The threat of serious illness or death has always been the great equalizer. The high-born and the rich never fared much better than anyone else, and no amount of wordly goods could save you.
The modernization of medical care accelerated rapidly only during the mid 19th-Century. In one of the cornerstone achievements of mankind--along with the widespread use of fire, writing and the exodus of out Africa--we began to observe, discover and understand the things smaller than we could observe with the naked eye: our building blocks, our essence. Discovery of this micro-world drove development in the three basic sciences of modern medicine: biology, chemistry, and physics, and fueled the modern medical revolution.
Barely a-hundred-and-fifty years removed from the childhood of modern medicine, the average life expectancy has roughly doubled in areas with access to modern healthcare.
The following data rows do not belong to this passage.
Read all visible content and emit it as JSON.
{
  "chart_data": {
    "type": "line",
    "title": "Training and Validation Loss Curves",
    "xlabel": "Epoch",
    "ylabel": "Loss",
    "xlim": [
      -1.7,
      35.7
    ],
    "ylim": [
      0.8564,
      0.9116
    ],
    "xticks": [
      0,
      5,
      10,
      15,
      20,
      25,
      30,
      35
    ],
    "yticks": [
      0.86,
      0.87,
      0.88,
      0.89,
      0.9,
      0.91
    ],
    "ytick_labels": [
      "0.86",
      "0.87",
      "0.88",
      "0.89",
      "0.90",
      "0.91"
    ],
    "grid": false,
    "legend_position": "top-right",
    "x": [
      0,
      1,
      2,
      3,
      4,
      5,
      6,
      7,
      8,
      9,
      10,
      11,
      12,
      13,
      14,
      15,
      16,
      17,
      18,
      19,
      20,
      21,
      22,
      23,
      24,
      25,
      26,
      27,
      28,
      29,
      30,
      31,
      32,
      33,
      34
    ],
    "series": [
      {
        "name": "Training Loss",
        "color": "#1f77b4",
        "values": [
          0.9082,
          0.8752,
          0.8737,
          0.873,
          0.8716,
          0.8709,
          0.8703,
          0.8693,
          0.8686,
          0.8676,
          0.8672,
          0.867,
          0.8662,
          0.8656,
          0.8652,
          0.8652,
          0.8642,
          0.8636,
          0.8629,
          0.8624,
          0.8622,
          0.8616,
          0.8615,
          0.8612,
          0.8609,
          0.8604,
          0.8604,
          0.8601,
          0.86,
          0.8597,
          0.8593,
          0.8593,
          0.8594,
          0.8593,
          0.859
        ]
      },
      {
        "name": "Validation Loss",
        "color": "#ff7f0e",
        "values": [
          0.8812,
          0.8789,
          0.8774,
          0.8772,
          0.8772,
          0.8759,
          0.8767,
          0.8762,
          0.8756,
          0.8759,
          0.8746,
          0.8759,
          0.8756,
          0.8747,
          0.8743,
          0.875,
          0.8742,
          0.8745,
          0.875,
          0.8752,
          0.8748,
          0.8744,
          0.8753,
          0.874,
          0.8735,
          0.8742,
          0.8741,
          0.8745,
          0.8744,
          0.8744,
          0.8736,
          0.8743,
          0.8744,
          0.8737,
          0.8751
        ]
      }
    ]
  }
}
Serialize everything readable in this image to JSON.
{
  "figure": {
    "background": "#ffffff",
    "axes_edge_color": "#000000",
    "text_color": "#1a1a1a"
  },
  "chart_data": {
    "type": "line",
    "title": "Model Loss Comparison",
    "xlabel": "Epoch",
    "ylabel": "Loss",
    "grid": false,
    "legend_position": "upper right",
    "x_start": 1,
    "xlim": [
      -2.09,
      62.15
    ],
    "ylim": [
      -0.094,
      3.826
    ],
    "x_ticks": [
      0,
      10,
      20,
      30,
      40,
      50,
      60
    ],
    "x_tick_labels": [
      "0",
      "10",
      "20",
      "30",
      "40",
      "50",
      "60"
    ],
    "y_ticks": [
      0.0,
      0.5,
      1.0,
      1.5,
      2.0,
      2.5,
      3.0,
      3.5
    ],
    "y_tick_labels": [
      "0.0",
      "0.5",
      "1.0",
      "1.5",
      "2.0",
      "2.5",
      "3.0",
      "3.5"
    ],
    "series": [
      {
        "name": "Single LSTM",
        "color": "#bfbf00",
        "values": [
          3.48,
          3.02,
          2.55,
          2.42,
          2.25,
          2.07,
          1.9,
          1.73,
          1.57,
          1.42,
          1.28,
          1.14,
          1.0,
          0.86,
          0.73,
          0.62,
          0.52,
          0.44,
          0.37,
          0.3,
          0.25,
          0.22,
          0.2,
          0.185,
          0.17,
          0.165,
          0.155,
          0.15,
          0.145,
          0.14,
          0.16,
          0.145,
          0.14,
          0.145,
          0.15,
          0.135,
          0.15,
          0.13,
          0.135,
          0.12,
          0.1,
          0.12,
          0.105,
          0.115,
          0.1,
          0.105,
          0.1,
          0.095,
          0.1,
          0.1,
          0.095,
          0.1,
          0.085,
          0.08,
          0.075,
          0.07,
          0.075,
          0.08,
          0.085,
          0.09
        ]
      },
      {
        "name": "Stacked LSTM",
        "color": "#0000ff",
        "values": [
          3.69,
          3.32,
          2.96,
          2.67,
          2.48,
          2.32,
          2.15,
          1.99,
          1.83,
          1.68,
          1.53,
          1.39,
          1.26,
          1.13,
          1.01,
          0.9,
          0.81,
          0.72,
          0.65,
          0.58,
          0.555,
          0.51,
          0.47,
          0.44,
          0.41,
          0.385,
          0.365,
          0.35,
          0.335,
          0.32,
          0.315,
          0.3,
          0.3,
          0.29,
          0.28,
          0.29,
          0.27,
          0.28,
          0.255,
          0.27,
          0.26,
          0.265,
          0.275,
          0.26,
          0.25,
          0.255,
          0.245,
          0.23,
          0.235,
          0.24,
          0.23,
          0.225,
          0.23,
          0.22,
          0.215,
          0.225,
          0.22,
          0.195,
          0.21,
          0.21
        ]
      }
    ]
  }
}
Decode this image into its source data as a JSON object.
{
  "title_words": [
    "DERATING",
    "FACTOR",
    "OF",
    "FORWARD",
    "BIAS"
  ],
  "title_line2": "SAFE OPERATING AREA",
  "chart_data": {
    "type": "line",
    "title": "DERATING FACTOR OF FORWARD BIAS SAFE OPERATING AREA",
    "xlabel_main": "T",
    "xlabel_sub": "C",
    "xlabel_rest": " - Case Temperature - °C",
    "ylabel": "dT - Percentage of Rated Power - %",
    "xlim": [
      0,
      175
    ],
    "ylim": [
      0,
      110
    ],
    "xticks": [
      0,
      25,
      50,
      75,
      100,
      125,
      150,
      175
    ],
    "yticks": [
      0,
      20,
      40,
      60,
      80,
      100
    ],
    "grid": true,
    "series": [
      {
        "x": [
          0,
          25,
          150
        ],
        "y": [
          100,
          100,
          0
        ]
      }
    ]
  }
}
The availability of quality prenatal care is the single largest factor in raising the live birth rate and reducing infant and early childhood mortality.
What could be more basic to, “Life, Liberty and the Pursuit of Happiness...”, than our health and longevity? Denial of healthcare or pricing it beyond the means of many essentially shortens the lives of those left out.
This is a statistical no brainer, really. If you have health care, on average you live longer than those who don’t.
A new kind of inequality suddenly appears, a direct result of our misplaced, market-based system: some of us will have a right to expect a longer, better quality life; many of us will not.
Only the federal government can remedy this inequality by assuring health care access for every citizen, every indian and every chief.
I look on those who would deny universal healthcare access with pity. What kind of folks would deny their fellow citizens an equal chance at life as a political statement or to maintain their profits.
We should take the model of our one true socialized governmental function: defense and security. We aren’t left to hiring our own police or private armies to keep us safe. Since national defense and local laws apply to everyone, it is much more effective and better managed through the public sector, supported by our taxes.
Healthcare, so basic to our freedom and a core issue for every citizen, from every walk of life, demands the same level of national effort and attention.